Michał Kruszka
Cyclical economic trends versus changes in real exchange rate



One of the economic factors which should influence the exchange rate of the currency of a country is the position of its gross domestic product as compared with GDP of another country. Models favouring flexible prices and those opting for strict price control anticipate that this kind of relationship entails real depreciation of currency at times when the GDP of a country is relatively high.

This study aimed at verifying the above conclusion, using statistical data for the economies of Australia, Japan, France, Canada, the United States of America, Great Britain and Italy. In each case, the phenomenon was analysed on the basis of the estimated real exchange rate of an individual currency against the American dollar. The second variable in this study was the value showing the relation of GDP per capita in fixed prices to a parallel aggregate for the USA.

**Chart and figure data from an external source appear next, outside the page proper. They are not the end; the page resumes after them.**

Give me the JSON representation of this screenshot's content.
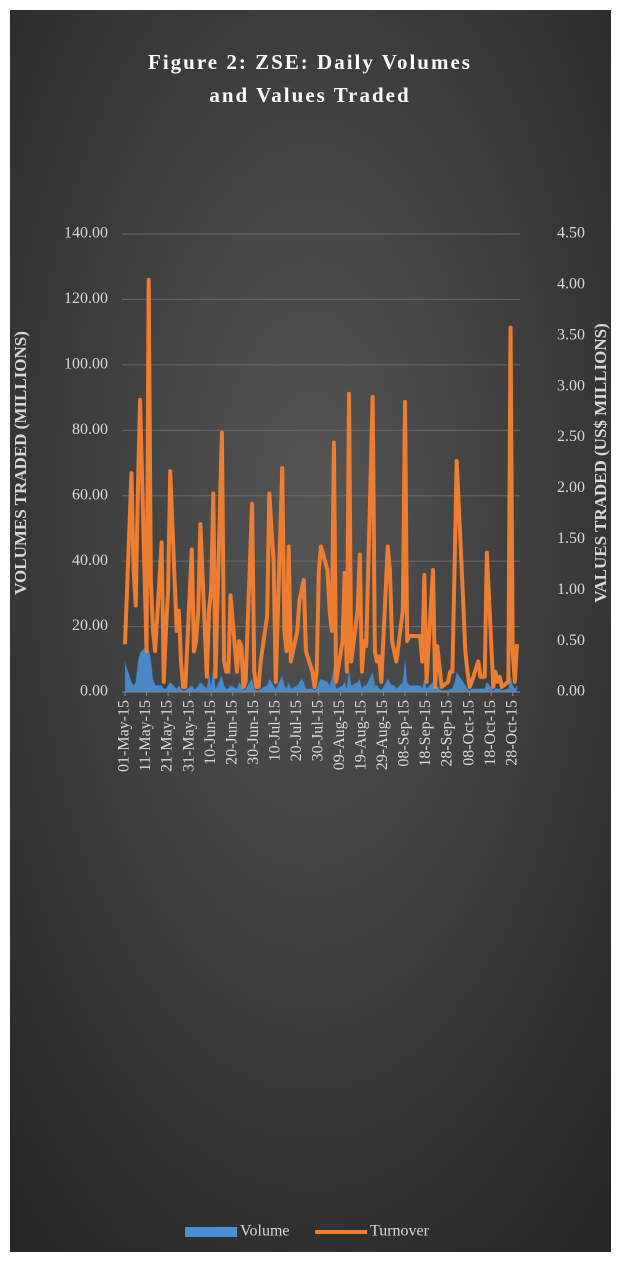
{
  "chart_data": {
    "type": "line",
    "title": "Figure 2: ZSE: Daily Volumes and Values Traded",
    "y_label": "VOLUMES TRADED (MILLIONS)",
    "y2_label": "VALUES TRADED (US$ MILLIONS)",
    "x": [
      "2015-05-01",
      "2015-05-04",
      "2015-05-05",
      "2015-05-06",
      "2015-05-07",
      "2015-05-08",
      "2015-05-11",
      "2015-05-12",
      "2015-05-13",
      "2015-05-14",
      "2015-05-15",
      "2015-05-18",
      "2015-05-19",
      "2015-05-20",
      "2015-05-21",
      "2015-05-22",
      "2015-05-25",
      "2015-05-26",
      "2015-05-27",
      "2015-05-28",
      "2015-05-29",
      "2015-06-01",
      "2015-06-02",
      "2015-06-03",
      "2015-06-04",
      "2015-06-05",
      "2015-06-08",
      "2015-06-09",
      "2015-06-10",
      "2015-06-11",
      "2015-06-12",
      "2015-06-15",
      "2015-06-16",
      "2015-06-17",
      "2015-06-18",
      "2015-06-19",
      "2015-06-22",
      "2015-06-23",
      "2015-06-24",
      "2015-06-25",
      "2015-06-26",
      "2015-06-29",
      "2015-06-30",
      "2015-07-01",
      "2015-07-02",
      "2015-07-03",
      "2015-07-06",
      "2015-07-07",
      "2015-07-08",
      "2015-07-09",
      "2015-07-10",
      "2015-07-13",
      "2015-07-14",
      "2015-07-15",
      "2015-07-16",
      "2015-07-17",
      "2015-07-20",
      "2015-07-21",
      "2015-07-22",
      "2015-07-23",
      "2015-07-24",
      "2015-07-27",
      "2015-07-28",
      "2015-07-29",
      "2015-07-30",
      "2015-07-31",
      "2015-08-03",
      "2015-08-04",
      "2015-08-05",
      "2015-08-06",
      "2015-08-07",
      "2015-08-10",
      "2015-08-11",
      "2015-08-12",
      "2015-08-13",
      "2015-08-14",
      "2015-08-17",
      "2015-08-18",
      "2015-08-19",
      "2015-08-20",
      "2015-08-21",
      "2015-08-24",
      "2015-08-25",
      "2015-08-26",
      "2015-08-27",
      "2015-08-28",
      "2015-08-31",
      "2015-09-01",
      "2015-09-02",
      "2015-09-03",
      "2015-09-04",
      "2015-09-07",
      "2015-09-08",
      "2015-09-09",
      "2015-09-10",
      "2015-09-11",
      "2015-09-14",
      "2015-09-15",
      "2015-09-16",
      "2015-09-17",
      "2015-09-18",
      "2015-09-21",
      "2015-09-22",
      "2015-09-23",
      "2015-09-24",
      "2015-09-25",
      "2015-09-28",
      "2015-09-29",
      "2015-09-30",
      "2015-10-01",
      "2015-10-02",
      "2015-10-05",
      "2015-10-06",
      "2015-10-07",
      "2015-10-08",
      "2015-10-09",
      "2015-10-12",
      "2015-10-13",
      "2015-10-14",
      "2015-10-15",
      "2015-10-16",
      "2015-10-19",
      "2015-10-20",
      "2015-10-21",
      "2015-10-22",
      "2015-10-23",
      "2015-10-26",
      "2015-10-27",
      "2015-10-28",
      "2015-10-29",
      "2015-10-30"
    ],
    "series": [
      {
        "name": "Volume",
        "type": "area",
        "color": "#4a8fd4",
        "values": [
          9,
          3,
          2,
          3,
          9,
          12,
          14,
          13,
          10,
          4,
          2,
          2,
          1,
          1,
          2,
          3,
          1,
          2,
          1,
          0.5,
          0.5,
          2,
          1,
          1,
          2,
          3,
          1,
          6,
          2,
          7,
          1,
          5,
          2,
          1,
          1,
          2,
          1,
          3,
          2,
          0.5,
          1,
          4,
          1,
          0.5,
          0.5,
          1,
          2,
          4,
          3,
          2,
          1,
          5,
          2,
          1,
          3,
          1,
          2,
          3,
          4,
          3,
          1,
          1,
          0.5,
          1,
          3,
          4,
          3,
          2,
          4,
          8,
          1,
          2,
          3,
          1,
          7,
          2,
          3,
          4,
          1,
          2,
          2,
          6,
          2,
          2,
          1,
          0.5,
          4,
          3,
          2,
          2,
          1,
          3,
          10,
          3,
          2,
          2,
          2,
          2,
          1,
          4,
          1,
          3,
          0.5,
          2,
          1,
          0.5,
          0.5,
          1,
          1,
          3,
          6,
          3,
          2,
          1,
          0.5,
          1,
          1,
          1,
          1,
          1,
          3,
          0.5,
          1,
          1,
          1,
          0.5,
          1,
          5,
          2,
          1,
          2
        ]
      },
      {
        "name": "Turnover",
        "type": "line",
        "axis": "y2",
        "color": "#ed7d31",
        "values": [
          0.47,
          2.15,
          1.2,
          0.85,
          2.0,
          2.87,
          0.4,
          4.05,
          1.1,
          0.6,
          0.4,
          1.47,
          0.1,
          0.6,
          1.0,
          2.17,
          0.6,
          0.8,
          0.3,
          0.05,
          0.05,
          1.4,
          0.4,
          0.5,
          0.8,
          1.65,
          0.15,
          0.8,
          1.0,
          1.95,
          0.15,
          2.55,
          0.3,
          0.2,
          0.2,
          0.95,
          0.2,
          0.5,
          0.45,
          0.05,
          0.1,
          1.85,
          0.2,
          0.05,
          0.05,
          0.3,
          0.75,
          1.95,
          1.6,
          1.3,
          0.1,
          2.2,
          0.6,
          0.4,
          1.43,
          0.3,
          0.6,
          0.9,
          1.0,
          1.1,
          0.4,
          0.2,
          0.05,
          0.2,
          1.2,
          1.43,
          1.2,
          0.8,
          0.6,
          2.45,
          0.1,
          0.5,
          1.17,
          0.2,
          2.93,
          0.3,
          0.8,
          1.35,
          0.2,
          0.5,
          0.45,
          2.9,
          0.4,
          0.3,
          0.35,
          0.1,
          1.43,
          1.2,
          0.5,
          0.4,
          0.3,
          0.8,
          2.85,
          0.5,
          0.55,
          0.55,
          0.55,
          0.55,
          0.3,
          1.15,
          0.1,
          1.2,
          0.05,
          0.45,
          0.25,
          0.05,
          0.1,
          0.2,
          0.2,
          1.2,
          2.27,
          0.9,
          0.4,
          0.2,
          0.05,
          0.1,
          0.3,
          0.15,
          0.15,
          0.15,
          1.37,
          0.05,
          0.2,
          0.1,
          0.15,
          0.05,
          0.1,
          3.58,
          0.4,
          0.1,
          0.47
        ]
      }
    ],
    "xlim": [
      "2015-05-01",
      "2015-10-30"
    ],
    "xticks": [
      {
        "value": "2015-05-01",
        "label": "01-May-15"
      },
      {
        "value": "2015-05-11",
        "label": "11-May-15"
      },
      {
        "value": "2015-05-21",
        "label": "21-May-15"
      },
      {
        "value": "2015-05-31",
        "label": "31-May-15"
      },
      {
        "value": "2015-06-10",
        "label": "10-Jun-15"
      },
      {
        "value": "2015-06-20",
        "label": "20-Jun-15"
      },
      {
        "value": "2015-06-30",
        "label": "30-Jun-15"
      },
      {
        "value": "2015-07-10",
        "label": "10-Jul-15"
      },
      {
        "value": "2015-07-20",
        "label": "20-Jul-15"
      },
      {
        "value": "2015-07-30",
        "label": "30-Jul-15"
      },
      {
        "value": "2015-08-09",
        "label": "09-Aug-15"
      },
      {
        "value": "2015-08-19",
        "label": "19-Aug-15"
      },
      {
        "value": "2015-08-29",
        "label": "29-Aug-15"
      },
      {
        "value": "2015-09-08",
        "label": "08-Sep-15"
      },
      {
        "value": "2015-09-18",
        "label": "18-Sep-15"
      },
      {
        "value": "2015-09-28",
        "label": "28-Sep-15"
      },
      {
        "value": "2015-10-08",
        "label": "08-Oct-15"
      },
      {
        "value": "2015-10-18",
        "label": "18-Oct-15"
      },
      {
        "value": "2015-10-28",
        "label": "28-Oct-15"
      }
    ],
    "ylim": [
      0,
      140
    ],
    "yticks": [
      {
        "value": 0,
        "label": "0.00"
      },
      {
        "value": 20,
        "label": "20.00"
      },
      {
        "value": 40,
        "label": "40.00"
      },
      {
        "value": 60,
        "label": "60.00"
      },
      {
        "value": 80,
        "label": "80.00"
      },
      {
        "value": 100,
        "label": "100.00"
      },
      {
        "value": 120,
        "label": "120.00"
      },
      {
        "value": 140,
        "label": "140.00"
      }
    ],
    "y2lim": [
      0,
      4.5
    ],
    "y2ticks": [
      {
        "value": 0,
        "label": "0.00"
      },
      {
        "value": 0.5,
        "label": "0.50"
      },
      {
        "value": 1,
        "label": "1.00"
      },
      {
        "value": 1.5,
        "label": "1.50"
      },
      {
        "value": 2,
        "label": "2.00"
      },
      {
        "value": 2.5,
        "label": "2.50"
      },
      {
        "value": 3,
        "label": "3.00"
      },
      {
        "value": 3.5,
        "label": "3.50"
      },
      {
        "value": 4,
        "label": "4.00"
      },
      {
        "value": 4.5,
        "label": "4.50"
      }
    ],
    "grid": true,
    "legend": "bottom"
  }
}
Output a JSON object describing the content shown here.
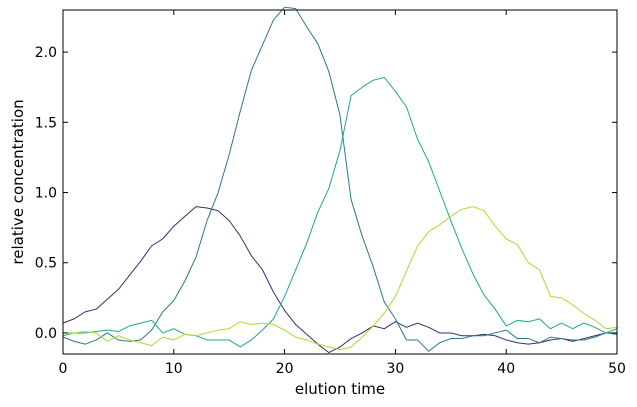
{
  "chart_data": {
    "type": "line",
    "xlabel": "elution time",
    "ylabel": "relative concentration",
    "xlim": [
      0,
      50
    ],
    "ylim": [
      -0.15,
      2.3
    ],
    "xticks": [
      0,
      10,
      20,
      30,
      40,
      50
    ],
    "xtick_labels": [
      "0",
      "10",
      "20",
      "30",
      "40",
      "50"
    ],
    "yticks": [
      0.0,
      0.5,
      1.0,
      1.5,
      2.0
    ],
    "ytick_labels": [
      "0.0",
      "0.5",
      "1.0",
      "1.5",
      "2.0"
    ],
    "grid": false,
    "series": [
      {
        "color": "#3b2a6e",
        "x": [
          0,
          1,
          2,
          3,
          4,
          5,
          6,
          7,
          8,
          9,
          10,
          11,
          12,
          13,
          14,
          15,
          16,
          17,
          18,
          19,
          20,
          21,
          22,
          23,
          24,
          25,
          26,
          27,
          28,
          29,
          30,
          31,
          32,
          33,
          34,
          35,
          36,
          37,
          38,
          39,
          40,
          41,
          42,
          43,
          44,
          45,
          46,
          47,
          48,
          49,
          50
        ],
        "values": [
          0.07,
          0.1,
          0.15,
          0.17,
          0.24,
          0.31,
          0.41,
          0.51,
          0.62,
          0.67,
          0.76,
          0.83,
          0.9,
          0.89,
          0.87,
          0.8,
          0.69,
          0.55,
          0.45,
          0.29,
          0.16,
          0.06,
          -0.01,
          -0.08,
          -0.14,
          -0.1,
          -0.04,
          0.0,
          0.05,
          0.03,
          0.08,
          0.04,
          0.07,
          0.04,
          0.0,
          0.0,
          -0.02,
          -0.02,
          -0.01,
          -0.02,
          -0.05,
          -0.07,
          -0.08,
          -0.07,
          -0.05,
          -0.04,
          -0.06,
          -0.04,
          -0.02,
          0.0,
          0.0
        ]
      },
      {
        "color": "#2a788e",
        "x": [
          0,
          1,
          2,
          3,
          4,
          5,
          6,
          7,
          8,
          9,
          10,
          11,
          12,
          13,
          14,
          15,
          16,
          17,
          18,
          19,
          20,
          21,
          22,
          23,
          24,
          25,
          26,
          27,
          28,
          29,
          30,
          31,
          32,
          33,
          34,
          35,
          36,
          37,
          38,
          39,
          40,
          41,
          42,
          43,
          44,
          45,
          46,
          47,
          48,
          49,
          50
        ],
        "values": [
          -0.03,
          -0.06,
          -0.08,
          -0.05,
          0.0,
          -0.05,
          -0.06,
          -0.05,
          0.02,
          0.15,
          0.23,
          0.37,
          0.54,
          0.8,
          1.0,
          1.27,
          1.58,
          1.87,
          2.05,
          2.23,
          2.32,
          2.31,
          2.18,
          2.06,
          1.86,
          1.55,
          0.95,
          0.69,
          0.47,
          0.22,
          0.1,
          -0.05,
          -0.05,
          -0.13,
          -0.07,
          -0.04,
          -0.04,
          -0.02,
          -0.02,
          0.0,
          0.02,
          -0.04,
          -0.04,
          -0.07,
          -0.03,
          -0.04,
          -0.05,
          -0.05,
          -0.03,
          0.0,
          -0.01
        ]
      },
      {
        "color": "#22a884",
        "x": [
          0,
          1,
          2,
          3,
          4,
          5,
          6,
          7,
          8,
          9,
          10,
          11,
          12,
          13,
          14,
          15,
          16,
          17,
          18,
          19,
          20,
          21,
          22,
          23,
          24,
          25,
          26,
          27,
          28,
          29,
          30,
          31,
          32,
          33,
          34,
          35,
          36,
          37,
          38,
          39,
          40,
          41,
          42,
          43,
          44,
          45,
          46,
          47,
          48,
          49,
          50
        ],
        "values": [
          -0.02,
          0.0,
          0.0,
          0.01,
          0.02,
          0.01,
          0.05,
          0.07,
          0.09,
          0.0,
          0.03,
          -0.01,
          -0.02,
          -0.05,
          -0.05,
          -0.05,
          -0.1,
          -0.05,
          0.02,
          0.1,
          0.26,
          0.45,
          0.64,
          0.86,
          1.03,
          1.3,
          1.69,
          1.75,
          1.8,
          1.82,
          1.72,
          1.61,
          1.38,
          1.22,
          1.01,
          0.8,
          0.6,
          0.42,
          0.27,
          0.17,
          0.05,
          0.09,
          0.08,
          0.1,
          0.03,
          0.07,
          0.03,
          0.07,
          0.04,
          0.0,
          0.03
        ]
      },
      {
        "color": "#a8db34",
        "x": [
          0,
          1,
          2,
          3,
          4,
          5,
          6,
          7,
          8,
          9,
          10,
          11,
          12,
          13,
          14,
          15,
          16,
          17,
          18,
          19,
          20,
          21,
          22,
          23,
          24,
          25,
          26,
          27,
          28,
          29,
          30,
          31,
          32,
          33,
          34,
          35,
          36,
          37,
          38,
          39,
          40,
          41,
          42,
          43,
          44,
          45,
          46,
          47,
          48,
          49,
          50
        ],
        "values": [
          0.0,
          0.0,
          0.01,
          0.0,
          -0.06,
          -0.02,
          -0.05,
          -0.07,
          -0.09,
          -0.03,
          -0.05,
          -0.01,
          -0.02,
          0.0,
          0.02,
          0.03,
          0.08,
          0.06,
          0.07,
          0.06,
          0.02,
          -0.03,
          -0.05,
          -0.08,
          -0.1,
          -0.12,
          -0.1,
          -0.03,
          0.05,
          0.14,
          0.26,
          0.44,
          0.62,
          0.72,
          0.77,
          0.83,
          0.88,
          0.9,
          0.87,
          0.76,
          0.67,
          0.63,
          0.5,
          0.45,
          0.26,
          0.25,
          0.2,
          0.14,
          0.09,
          0.03,
          0.04
        ]
      }
    ]
  }
}
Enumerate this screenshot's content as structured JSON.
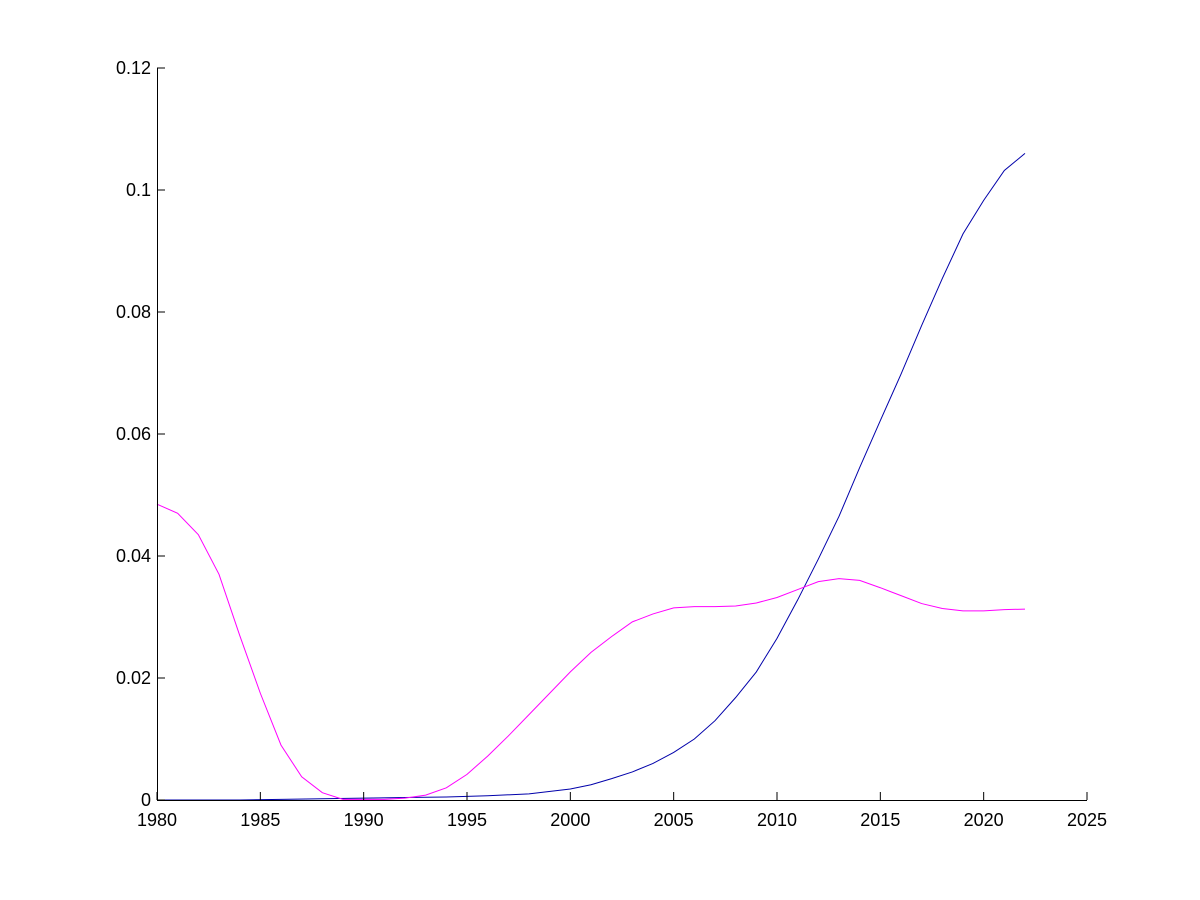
{
  "chart_data": {
    "type": "line",
    "title": "",
    "xlabel": "",
    "ylabel": "",
    "xlim": [
      1980,
      2025
    ],
    "ylim": [
      0,
      0.12
    ],
    "grid": false,
    "legend": "none",
    "x_ticks": [
      1980,
      1985,
      1990,
      1995,
      2000,
      2005,
      2010,
      2015,
      2020,
      2025
    ],
    "x_tick_labels": [
      "1980",
      "1985",
      "1990",
      "1995",
      "2000",
      "2005",
      "2010",
      "2015",
      "2020",
      "2025"
    ],
    "y_ticks": [
      0,
      0.02,
      0.04,
      0.06,
      0.08,
      0.1,
      0.12
    ],
    "y_tick_labels": [
      "0",
      "0.02",
      "0.04",
      "0.06",
      "0.08",
      "0.1",
      "0.12"
    ],
    "series": [
      {
        "color": "#0000aa",
        "x": [
          1980,
          1982,
          1984,
          1986,
          1988,
          1990,
          1992,
          1994,
          1996,
          1998,
          2000,
          2001,
          2002,
          2003,
          2004,
          2005,
          2006,
          2007,
          2008,
          2009,
          2010,
          2011,
          2012,
          2013,
          2014,
          2015,
          2016,
          2017,
          2018,
          2019,
          2020,
          2021,
          2022
        ],
        "values": [
          0.0,
          0.0,
          0.0,
          0.0001,
          0.0002,
          0.0003,
          0.0004,
          0.0005,
          0.0007,
          0.001,
          0.0018,
          0.0025,
          0.0035,
          0.0046,
          0.006,
          0.0078,
          0.01,
          0.013,
          0.0168,
          0.021,
          0.0265,
          0.0328,
          0.0395,
          0.0465,
          0.0545,
          0.0622,
          0.0698,
          0.0778,
          0.0855,
          0.0928,
          0.0983,
          0.1032,
          0.106
        ]
      },
      {
        "color": "#ff00ff",
        "x": [
          1980,
          1981,
          1982,
          1983,
          1984,
          1985,
          1986,
          1987,
          1988,
          1989,
          1990,
          1991,
          1992,
          1993,
          1994,
          1995,
          1996,
          1997,
          1998,
          1999,
          2000,
          2001,
          2002,
          2003,
          2004,
          2005,
          2006,
          2007,
          2008,
          2009,
          2010,
          2011,
          2012,
          2013,
          2014,
          2015,
          2016,
          2017,
          2018,
          2019,
          2020,
          2021,
          2022
        ],
        "values": [
          0.0485,
          0.047,
          0.0435,
          0.037,
          0.027,
          0.0175,
          0.009,
          0.0038,
          0.0012,
          0.0001,
          0.0001,
          0.0001,
          0.0003,
          0.0008,
          0.002,
          0.0042,
          0.0072,
          0.0105,
          0.014,
          0.0175,
          0.021,
          0.0242,
          0.0268,
          0.0292,
          0.0305,
          0.0315,
          0.0317,
          0.0317,
          0.0318,
          0.0323,
          0.0332,
          0.0345,
          0.0358,
          0.0363,
          0.036,
          0.0348,
          0.0335,
          0.0322,
          0.0314,
          0.031,
          0.031,
          0.0312,
          0.0313
        ]
      }
    ]
  }
}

The results show that it is hard to establish simple and direct correlations, yet the intensity and duration of relative changes in the value of GDP significantly strengthen the relations between the values analysed. It is worth mentioning that the time criterion proves to be of greater importance in this instance. Therefore, it may be concluded that when the increase in economic activity reaches a level well above its long-term average and lasts for several consecutive quarters, the real depreciation of the currency of the country becomes perceptible. Hence, an empirically verifiable relationship between the valuation of a currency and the shaping of the cyclical trends can be observed.